Challenger estimated that retailers will hire a total of 650,000 new holiday hires in the November-December period, down from 721,200 a year-ago.
Craig Rowley, vice president for retail for consulting firm Hay Group, said that based on a poll of 20 major retailers conducted in September, 26 percent of those surveyed said they plan to hire fewer workers than a year ago. But Rowley says that deteriorating sales in recent weeks may push that up to 35 percent.
Only 15 percent of those polled said they plan to hire more workers than a year ago.
Free shipping remains big lure
NEW YORK » The expectation of sluggish holiday sales this year could mean a free shipping bonanza for shoppers.
According to a survey conducted for Shop.org, an arm of the National Retail Federation, 41.4 percent of those polled said that they will be offering free shipping with no conditions, compared to 36 percent in the year-ago period. Those offering free shipping with some sort of conditions has declined to 78.6 percent from 82.7 percent a year ago. About 60 percent of those surveyed said they will offer free shipping upgrades compared to 49.3 percent a year ago.
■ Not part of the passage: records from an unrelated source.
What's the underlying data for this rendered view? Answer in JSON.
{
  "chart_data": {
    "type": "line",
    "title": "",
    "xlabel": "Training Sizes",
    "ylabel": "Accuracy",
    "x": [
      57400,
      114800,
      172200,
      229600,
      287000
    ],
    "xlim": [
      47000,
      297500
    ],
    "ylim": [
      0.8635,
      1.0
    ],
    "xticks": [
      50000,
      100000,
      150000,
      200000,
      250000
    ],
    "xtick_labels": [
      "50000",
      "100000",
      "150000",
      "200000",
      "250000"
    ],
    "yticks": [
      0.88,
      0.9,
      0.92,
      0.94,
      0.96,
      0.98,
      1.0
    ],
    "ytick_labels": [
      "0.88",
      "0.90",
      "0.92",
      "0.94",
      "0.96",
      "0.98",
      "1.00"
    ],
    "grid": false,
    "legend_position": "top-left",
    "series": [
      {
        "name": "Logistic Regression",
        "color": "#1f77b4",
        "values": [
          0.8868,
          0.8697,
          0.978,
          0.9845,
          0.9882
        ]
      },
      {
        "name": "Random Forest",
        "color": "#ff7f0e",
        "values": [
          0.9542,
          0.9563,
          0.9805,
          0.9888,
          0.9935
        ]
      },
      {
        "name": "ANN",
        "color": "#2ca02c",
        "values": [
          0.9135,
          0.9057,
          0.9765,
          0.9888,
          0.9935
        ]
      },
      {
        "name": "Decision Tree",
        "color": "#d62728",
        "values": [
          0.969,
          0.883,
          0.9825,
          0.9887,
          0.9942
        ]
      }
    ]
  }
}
"Free shipping offers drive online sales more than any other promotion, which is why they remain popular with retailers," said Scott Silverman, executive director of Shop.org.
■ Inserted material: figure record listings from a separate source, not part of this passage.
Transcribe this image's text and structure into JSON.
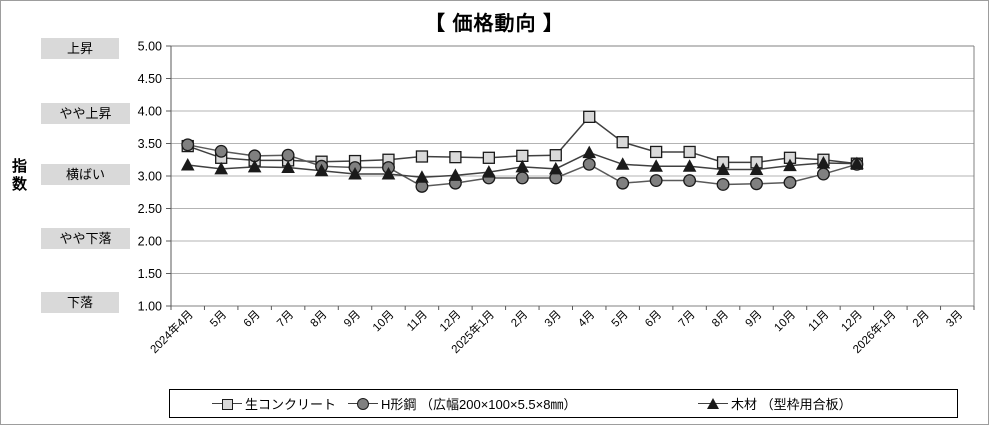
{
  "title": "【 価格動向 】",
  "y_axis_title": "指数",
  "chart_data": {
    "type": "line",
    "title": "【 価格動向 】",
    "ylabel": "指数",
    "ylim": [
      1.0,
      5.0
    ],
    "y_tick_step": 0.5,
    "grid": true,
    "legend_position": "bottom",
    "y_tick_labels": [
      "5.00",
      "4.50",
      "4.00",
      "3.50",
      "3.00",
      "2.50",
      "2.00",
      "1.50",
      "1.00"
    ],
    "y_level_labels": [
      {
        "label": "上昇",
        "value": 5.0
      },
      {
        "label": "やや上昇",
        "value": 4.0
      },
      {
        "label": "横ばい",
        "value": 3.0
      },
      {
        "label": "やや下落",
        "value": 2.0
      },
      {
        "label": "下落",
        "value": 1.0
      }
    ],
    "categories": [
      "2024年4月",
      "5月",
      "6月",
      "7月",
      "8月",
      "9月",
      "10月",
      "11月",
      "12月",
      "2025年1月",
      "2月",
      "3月",
      "4月",
      "5月",
      "6月",
      "7月",
      "8月",
      "9月",
      "10月",
      "11月",
      "12月",
      "2026年1月",
      "2月",
      "3月"
    ],
    "series": [
      {
        "name": "生コンクリート",
        "marker": "square",
        "marker_fill": "#d9d9d9",
        "marker_stroke": "#1a1a1a",
        "line_color": "#404040",
        "values": [
          3.46,
          3.28,
          3.24,
          3.24,
          3.22,
          3.23,
          3.25,
          3.3,
          3.29,
          3.28,
          3.31,
          3.32,
          3.91,
          3.52,
          3.37,
          3.37,
          3.21,
          3.21,
          3.28,
          3.25,
          3.19,
          null,
          null,
          null
        ]
      },
      {
        "name": "H形鋼 （広幅200×100×5.5×8㎜）",
        "marker": "circle",
        "marker_fill": "#808080",
        "marker_stroke": "#1a1a1a",
        "line_color": "#595959",
        "values": [
          3.48,
          3.38,
          3.31,
          3.32,
          3.15,
          3.13,
          3.13,
          2.84,
          2.89,
          2.97,
          2.97,
          2.97,
          3.18,
          2.89,
          2.93,
          2.93,
          2.87,
          2.88,
          2.9,
          3.03,
          3.18,
          null,
          null,
          null
        ]
      },
      {
        "name": "木材 （型枠用合板）",
        "marker": "triangle",
        "marker_fill": "#1a1a1a",
        "marker_stroke": "#1a1a1a",
        "line_color": "#404040",
        "values": [
          3.17,
          3.11,
          3.14,
          3.13,
          3.08,
          3.03,
          3.03,
          2.98,
          3.01,
          3.06,
          3.14,
          3.11,
          3.36,
          3.18,
          3.15,
          3.15,
          3.1,
          3.1,
          3.16,
          3.2,
          3.19,
          null,
          null,
          null
        ]
      }
    ],
    "colors": {
      "gridline": "#b3b3b3",
      "axis": "#595959",
      "plot_border": "#808080",
      "level_box_bg": "#d9d9d9"
    }
  }
}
The study, conducted by BizRate Research, a Shopzilla company, for Shop.org, surveyed 2,695 online buyers -- defined as anyone who has made an online purchase in the past 12 months -- and 116 online retailers from Sept. 26-Oct. 8.
Midnight openings more popular
NEW YORK » Hitting the malls could be a good way to work off that Thanksgiving dinner. Based on past success, mall operators and stores are expanding midnight openings on the day after Thanksgiving to help shoppers get a heads up on their Christmas list.
General Growth Properties Inc., the nation's second-largest owner, developer and manager of regional shopping centers, said that 12 of its 200 malls will open at midnight on the day after Thanksgiving. That's up from seven a year ago.While the day after Thanksgiving officially starts the holiday shopping season, it is no longer the busiest shopping day. That honor has typically fallen to the Saturday before Christmas.
Still, Black Friday -- named because it was traditionally when stores became profitable -- still sets an important tone for the rest of the season. What consumers find for deals and service influences where they will shop for the rest of the season.
Many workers 'not engaged'
As the market shimmies and shakes with fears of impending recession, corporations start looking to cut costs -- including employees. In the past few months, for instance,
Bank of America,
Countrywide and
Boston Scientific have announced plans to fire thousands of American workers.
American workers, hardened by more than 20 years of mass layoffs, are more likely today to be victims of a "psychological recession," according to Judith Bardwick, an expert on workplace psychology. Many workers today feel they are living in a chaotic world of job insecurity, she says in her book, "One Foot Out the Door."
Relying on questionnaire data, primarily from 1998 to 2005, she claims those workers are no longer committed to their companies or their work responsibilities.
"On average, 80 percent of the people in many companies are not engaged in the work that they do," she said, citing a Gallup poll of 12.5 million people from 2003 to 2005. "Uninvolved people take no interest in their work -- they do just enough not to get fired and are content to keep doing the same thing over and over."
To shore up employee motivation and investment in the corporation, management should work to build trust with its work force and be open to ideas issuing from the rank and file, she said.